Güncelleme Tarihi:
DÜNYADA her geçen yıl önemi ve kullanımı giderek artan bioyakıt, 77 yıl önce Atatürk Orman Çiftliği’nde (AOÇ) üretildi. Atatürk’ün talimatı ile AOÇ bünyesinde üretilen bioyakıt, dönemin tarımsal alet ve makinelerinde kullanıldı. O dönem, tarımsal üretimin nitelik ve nicelik yönünden artırılması hedeflenirken, tarım makinelerinde kullanılan yakıtı ithal etmek yerine, yakıtın yerel kaynaklarla üretilmesi amaçlandı. Devlet Planlama Teşkilatı (DPT) uzmanlarından Emrah Hatunoğlu tarafından DPT için hazırlanan “Bioyakıt Teknolojilerinin Tarım Sektörüne Etkileri” adlı tez ile gün ışığına çıkan AOÇ ve bioyakıt gerçeği, AOÇ’nin 1934 yılında çok ileri bir çalışmaya imza attığını ortaya çıkardı.
Hatunoğlu tarafından hazırlanan tez, çağın yakıtının Türkiye’deki geçmişi ve AOÇ’de üretimi ile ilgili bilinmeyen çalışmaya ışık tuttu. Gelişmiş ülkelerde bile son 30 yıldır üretilen bioyakıtın, 77 yıl önce AOÇ bünyesinde üretilmesi AOÇ’nin önemini ortaya koydu.

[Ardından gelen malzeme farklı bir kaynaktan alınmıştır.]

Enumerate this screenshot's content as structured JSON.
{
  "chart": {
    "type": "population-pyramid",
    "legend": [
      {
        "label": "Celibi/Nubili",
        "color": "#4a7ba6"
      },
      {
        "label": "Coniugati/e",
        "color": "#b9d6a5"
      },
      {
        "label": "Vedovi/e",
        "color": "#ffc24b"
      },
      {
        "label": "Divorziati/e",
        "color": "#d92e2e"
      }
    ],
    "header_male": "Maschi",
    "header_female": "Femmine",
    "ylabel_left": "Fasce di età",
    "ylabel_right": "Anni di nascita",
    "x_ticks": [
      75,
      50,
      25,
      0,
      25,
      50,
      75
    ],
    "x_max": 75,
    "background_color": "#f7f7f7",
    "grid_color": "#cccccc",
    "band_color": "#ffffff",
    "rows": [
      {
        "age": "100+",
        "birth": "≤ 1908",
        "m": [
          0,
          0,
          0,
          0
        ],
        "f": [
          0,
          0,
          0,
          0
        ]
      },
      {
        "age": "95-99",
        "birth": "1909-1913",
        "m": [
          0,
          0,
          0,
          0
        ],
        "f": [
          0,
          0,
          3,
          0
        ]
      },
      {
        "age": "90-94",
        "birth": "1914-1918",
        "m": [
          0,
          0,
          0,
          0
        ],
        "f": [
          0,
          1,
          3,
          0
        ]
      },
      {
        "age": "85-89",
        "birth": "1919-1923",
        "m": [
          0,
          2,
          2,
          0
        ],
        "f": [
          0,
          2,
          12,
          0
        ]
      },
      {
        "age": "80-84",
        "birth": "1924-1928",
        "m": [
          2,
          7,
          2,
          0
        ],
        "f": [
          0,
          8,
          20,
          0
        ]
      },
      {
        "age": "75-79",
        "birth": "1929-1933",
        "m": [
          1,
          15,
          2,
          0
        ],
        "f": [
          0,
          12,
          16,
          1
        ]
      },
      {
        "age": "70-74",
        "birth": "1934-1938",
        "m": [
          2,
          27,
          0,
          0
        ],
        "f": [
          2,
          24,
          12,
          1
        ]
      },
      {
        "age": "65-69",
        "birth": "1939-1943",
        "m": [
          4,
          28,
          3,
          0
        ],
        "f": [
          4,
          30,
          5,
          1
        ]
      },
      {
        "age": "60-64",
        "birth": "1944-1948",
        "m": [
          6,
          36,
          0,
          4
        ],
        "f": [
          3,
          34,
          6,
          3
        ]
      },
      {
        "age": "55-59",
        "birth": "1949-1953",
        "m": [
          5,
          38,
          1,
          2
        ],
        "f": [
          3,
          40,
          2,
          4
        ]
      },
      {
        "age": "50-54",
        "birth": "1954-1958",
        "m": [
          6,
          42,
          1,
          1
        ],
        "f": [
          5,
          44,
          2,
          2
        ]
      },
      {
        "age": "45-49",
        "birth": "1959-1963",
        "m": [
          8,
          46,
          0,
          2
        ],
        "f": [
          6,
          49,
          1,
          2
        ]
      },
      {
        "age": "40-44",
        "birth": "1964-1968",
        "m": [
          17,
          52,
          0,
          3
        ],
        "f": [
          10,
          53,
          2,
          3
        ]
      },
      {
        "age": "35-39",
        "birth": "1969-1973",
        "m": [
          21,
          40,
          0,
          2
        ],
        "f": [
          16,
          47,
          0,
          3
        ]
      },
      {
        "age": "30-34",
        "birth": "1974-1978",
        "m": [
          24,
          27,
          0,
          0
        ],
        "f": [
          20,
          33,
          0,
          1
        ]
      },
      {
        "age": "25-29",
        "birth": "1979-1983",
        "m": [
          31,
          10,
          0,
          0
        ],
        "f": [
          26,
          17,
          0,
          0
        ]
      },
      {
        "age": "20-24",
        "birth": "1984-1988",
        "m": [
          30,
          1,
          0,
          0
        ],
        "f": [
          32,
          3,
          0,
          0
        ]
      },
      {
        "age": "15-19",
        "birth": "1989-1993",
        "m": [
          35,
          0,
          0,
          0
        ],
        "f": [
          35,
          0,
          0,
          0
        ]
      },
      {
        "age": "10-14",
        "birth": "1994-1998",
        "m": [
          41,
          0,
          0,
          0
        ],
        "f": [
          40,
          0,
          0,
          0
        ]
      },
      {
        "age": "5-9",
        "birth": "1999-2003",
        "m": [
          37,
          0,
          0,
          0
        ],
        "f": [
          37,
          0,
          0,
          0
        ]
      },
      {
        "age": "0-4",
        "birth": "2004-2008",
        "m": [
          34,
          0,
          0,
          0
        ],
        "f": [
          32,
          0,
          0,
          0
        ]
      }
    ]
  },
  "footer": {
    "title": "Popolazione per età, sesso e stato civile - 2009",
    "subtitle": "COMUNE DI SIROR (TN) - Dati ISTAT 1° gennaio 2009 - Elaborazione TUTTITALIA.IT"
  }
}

Hatunoğlu’nun tezinde Atatürk’ün talimatıyla dönemin milletvekilleri ve ilgili kurumların yetkililerinin 1934 yılında resmi bir belge imzaladığı bilgisi yer alırken, bu belgenin Türkiye’de bioyakıta ilişkin ilk resmi belge olması açısından da önemine değiniliyor. Belge, çiftlikte hayata geçirilen “Bitkisel Yağların Tarım Traktörlerinde Kullanımı” isimli çalışmanın devletçe başlatıldığını gösteriyor.
Hatunoğlu çalışmasında bu belgenin, AOÇ’de bioyakıt üretiminin gerçekleştiğini ve çiftlik bünyesinde tarımsal üretimde faaliyet gösteren traktörlerde yakıt olarak bitkisel yağ kullanımının sağlandığının resmi kanıtı olduğunu yazıyor.

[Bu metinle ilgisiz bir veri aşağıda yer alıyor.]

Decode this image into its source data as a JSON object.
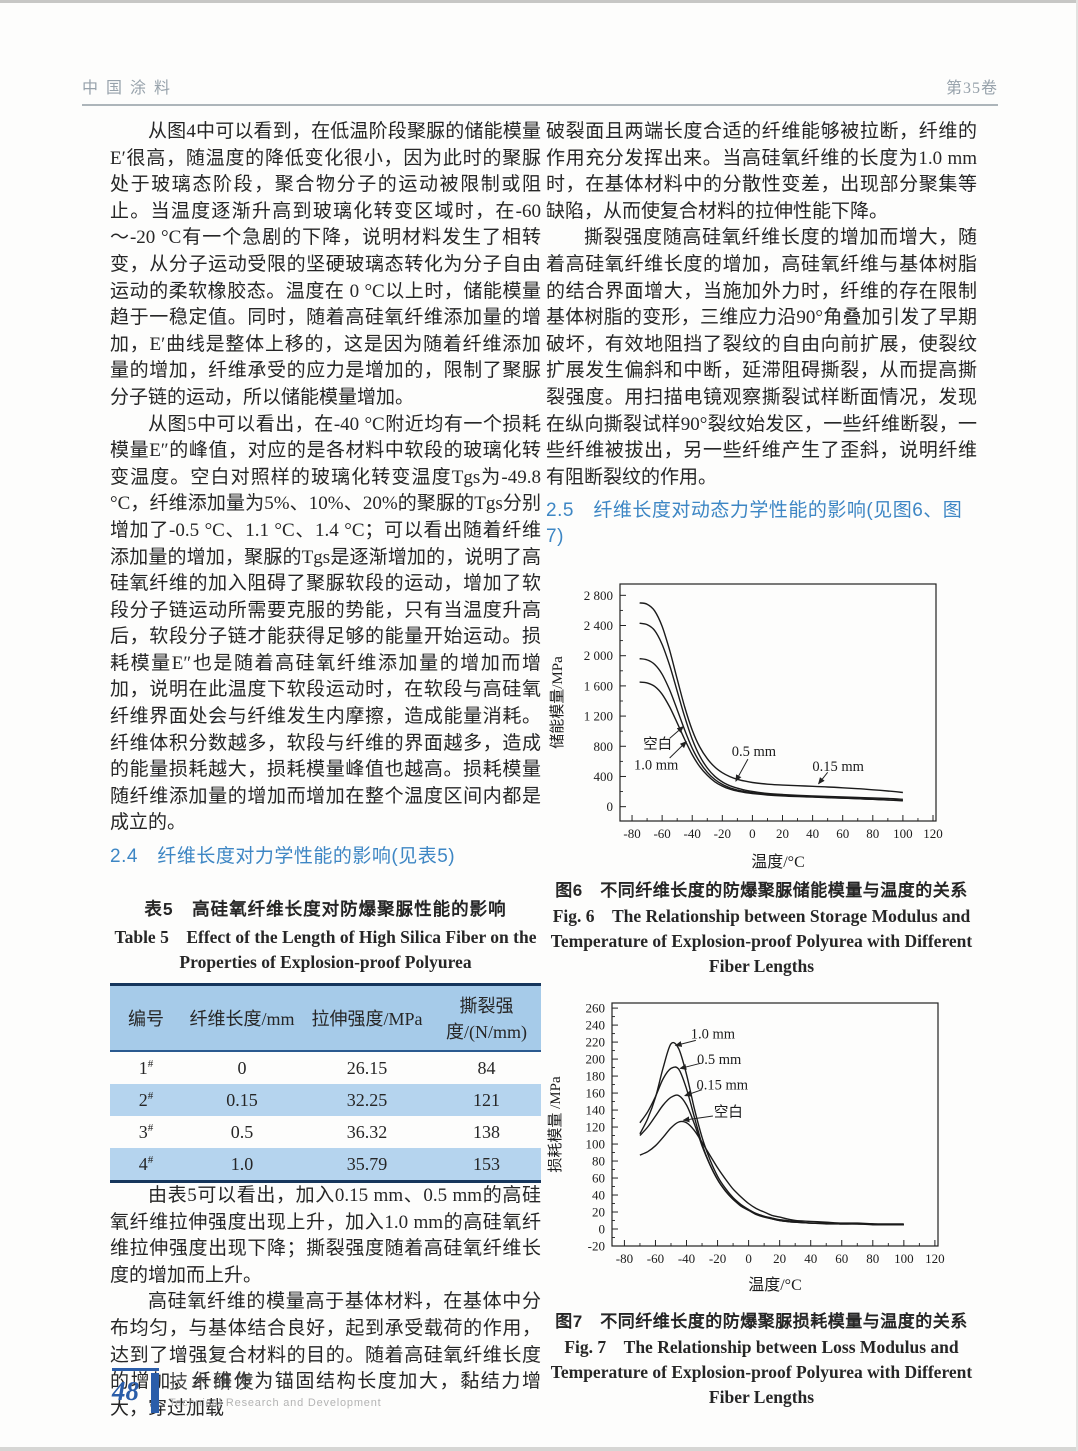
{
  "header": {
    "journal": "中国涂料",
    "volume": "第35卷"
  },
  "footer": {
    "page_number": "48",
    "section_zh": "技术研发",
    "section_en": "Technical Research and Development"
  },
  "left_column": {
    "paragraphs": [
      "从图4中可以看到，在低温阶段聚脲的储能模量E′很高，随温度的降低变化很小，因为此时的聚脲处于玻璃态阶段，聚合物分子的运动被限制或阻止。当温度逐渐升高到玻璃化转变区域时，在-60～-20 °C有一个急剧的下降，说明材料发生了相转变，从分子运动受限的坚硬玻璃态转化为分子自由运动的柔软橡胶态。温度在 0 °C以上时，储能模量趋于一稳定值。同时，随着高硅氧纤维添加量的增加，E′曲线是整体上移的，这是因为随着纤维添加量的增加，纤维承受的应力是增加的，限制了聚脲分子链的运动，所以储能模量增加。",
      "从图5中可以看出，在-40 °C附近均有一个损耗模量E″的峰值，对应的是各材料中软段的玻璃化转变温度。空白对照样的玻璃化转变温度Tgs为-49.8 °C，纤维添加量为5%、10%、20%的聚脲的Tgs分别增加了-0.5 °C、1.1 °C、1.4 °C；可以看出随着纤维添加量的增加，聚脲的Tgs是逐渐增加的，说明了高硅氧纤维的加入阻碍了聚脲软段的运动，增加了软段分子链运动所需要克服的势能，只有当温度升高后，软段分子链才能获得足够的能量开始运动。损耗模量E″也是随着高硅氧纤维添加量的增加而增加，说明在此温度下软段运动时，在软段与高硅氧纤维界面处会与纤维发生内摩擦，造成能量消耗。纤维体积分数越多，软段与纤维的界面越多，造成的能量损耗越大，损耗模量峰值也越高。损耗模量随纤维添加量的增加而增加在整个温度区间内都是成立的。"
    ],
    "section_heading": "2.4　纤维长度对力学性能的影响(见表5)",
    "table5": {
      "caption_zh": "表5　高硅氧纤维长度对防爆聚脲性能的影响",
      "caption_en": "Table 5　Effect of the Length of High Silica Fiber on the Properties of Explosion-proof Polyurea",
      "headers": [
        "编号",
        "纤维长度/mm",
        "拉伸强度/MPa",
        "撕裂强度/(N/mm)"
      ],
      "id_suffix": "#",
      "rows": [
        [
          "1",
          "0",
          "26.15",
          "84"
        ],
        [
          "2",
          "0.15",
          "32.25",
          "121"
        ],
        [
          "3",
          "0.5",
          "36.32",
          "138"
        ],
        [
          "4",
          "1.0",
          "35.79",
          "153"
        ]
      ]
    },
    "paragraphs_after": [
      "由表5可以看出，加入0.15 mm、0.5 mm的高硅氧纤维拉伸强度出现上升，加入1.0 mm的高硅氧纤维拉伸强度出现下降；撕裂强度随着高硅氧纤维长度的增加而上升。",
      "高硅氧纤维的模量高于基体材料，在基体中分布均匀，与基体结合良好，起到承受载荷的作用，达到了增强复合材料的目的。随着高硅氧纤维长度的增加，纤维作为锚固结构长度加大，黏结力增大，穿过加载"
    ]
  },
  "right_column": {
    "paragraphs": [
      "破裂面且两端长度合适的纤维能够被拉断，纤维的作用充分发挥出来。当高硅氧纤维的长度为1.0 mm时，在基体材料中的分散性变差，出现部分聚集等缺陷，从而使复合材料的拉伸性能下降。",
      "撕裂强度随高硅氧纤维长度的增加而增大，随着高硅氧纤维长度的增加，高硅氧纤维与基体树脂的结合界面增大，当施加外力时，纤维的存在限制基体树脂的变形，三维应力沿90°角叠加引发了早期破坏，有效地阻挡了裂纹的自由向前扩展，使裂纹扩展发生偏斜和中断，延滞阻碍撕裂，从而提高撕裂强度。用扫描电镜观察撕裂试样断面情况，发现在纵向撕裂试样90°裂纹始发区，一些纤维断裂，一些纤维被拔出，另一些纤维产生了歪斜，说明纤维有阻断裂纹的作用。"
    ],
    "section_heading": "2.5　纤维长度对动态力学性能的影响(见图6、图7)",
    "fig6": {
      "caption_zh": "图6　不同纤维长度的防爆聚脲储能模量与温度的关系",
      "caption_en": "Fig. 6　The Relationship between Storage Modulus and Temperature of Explosion-proof Polyurea with Different Fiber Lengths"
    },
    "fig7": {
      "caption_zh": "图7　不同纤维长度的防爆聚脲损耗模量与温度的关系",
      "caption_en": "Fig. 7　The Relationship between Loss Modulus and Temperature of Explosion-proof Polyurea with Different Fiber Lengths"
    }
  },
  "chart_data": [
    {
      "id": "fig6",
      "type": "line",
      "xlabel": "温度/°C",
      "ylabel": "储能模量/MPa",
      "xlim": [
        -88,
        122
      ],
      "ylim": [
        -190,
        2950
      ],
      "xticks": [
        -80,
        -60,
        -40,
        -20,
        0,
        20,
        40,
        60,
        80,
        100,
        120
      ],
      "xminor": 10,
      "yticks": [
        0,
        400,
        800,
        1200,
        1600,
        2000,
        2400,
        2800
      ],
      "ytick_labels": [
        "0",
        "400",
        "800",
        "1 200",
        "1 600",
        "2 000",
        "2 400",
        "2 800"
      ],
      "yminor": 200,
      "grid": false,
      "legend": "annotated-arrows",
      "series": [
        {
          "name": "空白",
          "x": [
            -75,
            -70,
            -65,
            -60,
            -55,
            -50,
            -45,
            -40,
            -35,
            -30,
            -25,
            -20,
            -15,
            -10,
            -5,
            0,
            10,
            20,
            30,
            40,
            50,
            60,
            70,
            80,
            90,
            100
          ],
          "y": [
            1650,
            1640,
            1595,
            1490,
            1320,
            1110,
            890,
            690,
            530,
            415,
            330,
            272,
            232,
            206,
            188,
            175,
            155,
            142,
            133,
            126,
            119,
            112,
            105,
            97,
            88,
            78
          ]
        },
        {
          "name": "1.0 mm",
          "x": [
            -75,
            -70,
            -65,
            -60,
            -55,
            -50,
            -45,
            -40,
            -35,
            -30,
            -25,
            -20,
            -15,
            -10,
            -5,
            0,
            10,
            20,
            30,
            40,
            50,
            60,
            70,
            80,
            90,
            100
          ],
          "y": [
            1960,
            1945,
            1885,
            1755,
            1545,
            1285,
            1015,
            775,
            590,
            455,
            360,
            295,
            250,
            220,
            200,
            185,
            162,
            148,
            138,
            130,
            122,
            114,
            106,
            98,
            90,
            82
          ]
        },
        {
          "name": "0.5 mm",
          "x": [
            -75,
            -70,
            -65,
            -60,
            -55,
            -50,
            -45,
            -40,
            -35,
            -30,
            -25,
            -20,
            -15,
            -10,
            -5,
            0,
            10,
            20,
            30,
            40,
            50,
            60,
            70,
            80,
            90,
            100
          ],
          "y": [
            2430,
            2412,
            2335,
            2150,
            1870,
            1530,
            1190,
            895,
            670,
            512,
            402,
            328,
            278,
            244,
            220,
            202,
            176,
            161,
            151,
            143,
            136,
            129,
            122,
            115,
            108,
            98
          ]
        },
        {
          "name": "0.15 mm",
          "x": [
            -75,
            -70,
            -65,
            -60,
            -55,
            -50,
            -45,
            -40,
            -35,
            -30,
            -25,
            -20,
            -15,
            -10,
            -5,
            0,
            10,
            20,
            30,
            40,
            50,
            60,
            70,
            80,
            90,
            100
          ],
          "y": [
            2700,
            2682,
            2595,
            2390,
            2070,
            1690,
            1320,
            1015,
            790,
            635,
            525,
            450,
            398,
            362,
            338,
            320,
            298,
            286,
            278,
            270,
            261,
            250,
            238,
            224,
            208,
            188
          ]
        }
      ],
      "annotations": [
        {
          "text": "空白",
          "tx": -63,
          "ty": 830,
          "x1": -55,
          "y1": 905,
          "x2": -46,
          "y2": 1060
        },
        {
          "text": "1.0 mm",
          "tx": -64,
          "ty": 560,
          "x1": -55,
          "y1": 645,
          "x2": -44,
          "y2": 860
        },
        {
          "text": "0.5 mm",
          "tx": 1,
          "ty": 740,
          "x1": -3,
          "y1": 630,
          "x2": -11,
          "y2": 340
        },
        {
          "text": "0.15 mm",
          "tx": 57,
          "ty": 540,
          "x1": 50,
          "y1": 455,
          "x2": 44,
          "y2": 305
        }
      ]
    },
    {
      "id": "fig7",
      "type": "line",
      "xlabel": "温度/°C",
      "ylabel": "损耗模量 /MPa",
      "xlim": [
        -88,
        122
      ],
      "ylim": [
        -20,
        266
      ],
      "xticks": [
        -80,
        -60,
        -40,
        -20,
        0,
        20,
        40,
        60,
        80,
        100,
        120
      ],
      "xminor": 10,
      "yticks": [
        -20,
        0,
        20,
        40,
        60,
        80,
        100,
        120,
        140,
        160,
        180,
        200,
        220,
        240,
        260
      ],
      "yminor": 10,
      "grid": false,
      "legend": "annotated-arrows",
      "series": [
        {
          "name": "空白",
          "x": [
            -70,
            -65,
            -60,
            -55,
            -50,
            -45,
            -40,
            -35,
            -30,
            -25,
            -20,
            -15,
            -10,
            -5,
            0,
            5,
            10,
            15,
            20,
            30,
            40,
            50,
            60,
            70,
            80,
            90,
            100
          ],
          "y": [
            87,
            91,
            98,
            108,
            119,
            126,
            125,
            116,
            102,
            87,
            72,
            59,
            47,
            38,
            30,
            24,
            20,
            16,
            14,
            10,
            9,
            8,
            7,
            7,
            6,
            6,
            6
          ]
        },
        {
          "name": "0.15 mm",
          "x": [
            -70,
            -65,
            -60,
            -55,
            -50,
            -45,
            -40,
            -35,
            -30,
            -25,
            -20,
            -15,
            -10,
            -5,
            0,
            5,
            10,
            15,
            20,
            30,
            40,
            50,
            60,
            70,
            80,
            90,
            100
          ],
          "y": [
            110,
            120,
            133,
            146,
            155,
            157,
            146,
            124,
            98,
            76,
            58,
            45,
            35,
            28,
            22,
            18,
            15,
            12,
            10,
            8,
            7,
            7,
            6,
            6,
            6,
            5,
            5
          ]
        },
        {
          "name": "0.5 mm",
          "x": [
            -70,
            -65,
            -60,
            -55,
            -50,
            -45,
            -40,
            -35,
            -30,
            -25,
            -20,
            -15,
            -10,
            -5,
            0,
            5,
            10,
            15,
            20,
            30,
            40,
            50,
            60,
            70,
            80,
            90,
            100
          ],
          "y": [
            125,
            138,
            156,
            177,
            189,
            188,
            165,
            132,
            100,
            76,
            58,
            45,
            35,
            27,
            22,
            17,
            14,
            12,
            10,
            8,
            7,
            6,
            6,
            6,
            5,
            5,
            5
          ]
        },
        {
          "name": "1.0 mm",
          "x": [
            -70,
            -65,
            -60,
            -55,
            -50,
            -45,
            -40,
            -35,
            -30,
            -25,
            -20,
            -15,
            -10,
            -5,
            0,
            5,
            10,
            15,
            20,
            30,
            40,
            50,
            60,
            70,
            80,
            90,
            100
          ],
          "y": [
            112,
            130,
            155,
            190,
            218,
            212,
            182,
            142,
            108,
            82,
            62,
            48,
            37,
            29,
            23,
            18,
            15,
            13,
            11,
            9,
            7,
            7,
            6,
            6,
            6,
            5,
            5
          ]
        }
      ],
      "annotations": [
        {
          "text": "1.0 mm",
          "tx": -23,
          "ty": 230,
          "x1": -34,
          "y1": 222,
          "x2": -47,
          "y2": 216
        },
        {
          "text": "0.5 mm",
          "tx": -19,
          "ty": 200,
          "x1": -31,
          "y1": 195,
          "x2": -44,
          "y2": 189
        },
        {
          "text": "0.15 mm",
          "tx": -17,
          "ty": 170,
          "x1": -30,
          "y1": 164,
          "x2": -41,
          "y2": 157
        },
        {
          "text": "空白",
          "tx": -13,
          "ty": 138,
          "x1": -23,
          "y1": 133,
          "x2": -42,
          "y2": 128
        }
      ]
    }
  ]
}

1. Ziraat Kongresi’nde tartışıldı
TEZDE, Türkiye’de bioyakıt üretimi önerisinin ilk defa 1931 yılında “An’anevi Ziraattan Rasyonel Ziraata” başlığıyla 1. Ziraat Kongresi’nde ele alındığı bilgisi yer alıyor. Çalışmada, kongrenin “Ziraat Aletleri” adlı bölümünde tarım ürünlerinin artırılmasında tarımsal alet ve makinelerin önemi ve bu makinelerin ihtiyacı olan yakıtın ithal edilmesi yerine yerli kaynaklar ile üretiminin faydasından bahsedildiği belirtiliyor. Atatürk’ün desteği ile bu alanda başarılı sonuçlar alındığı ortaya konsa da bioyakıt üretimi ve kullanım çalışmaları Atatürk’ün ölümü ve ikinci dünya savaşının başlamasıyla birlikte sekteye uğruyor.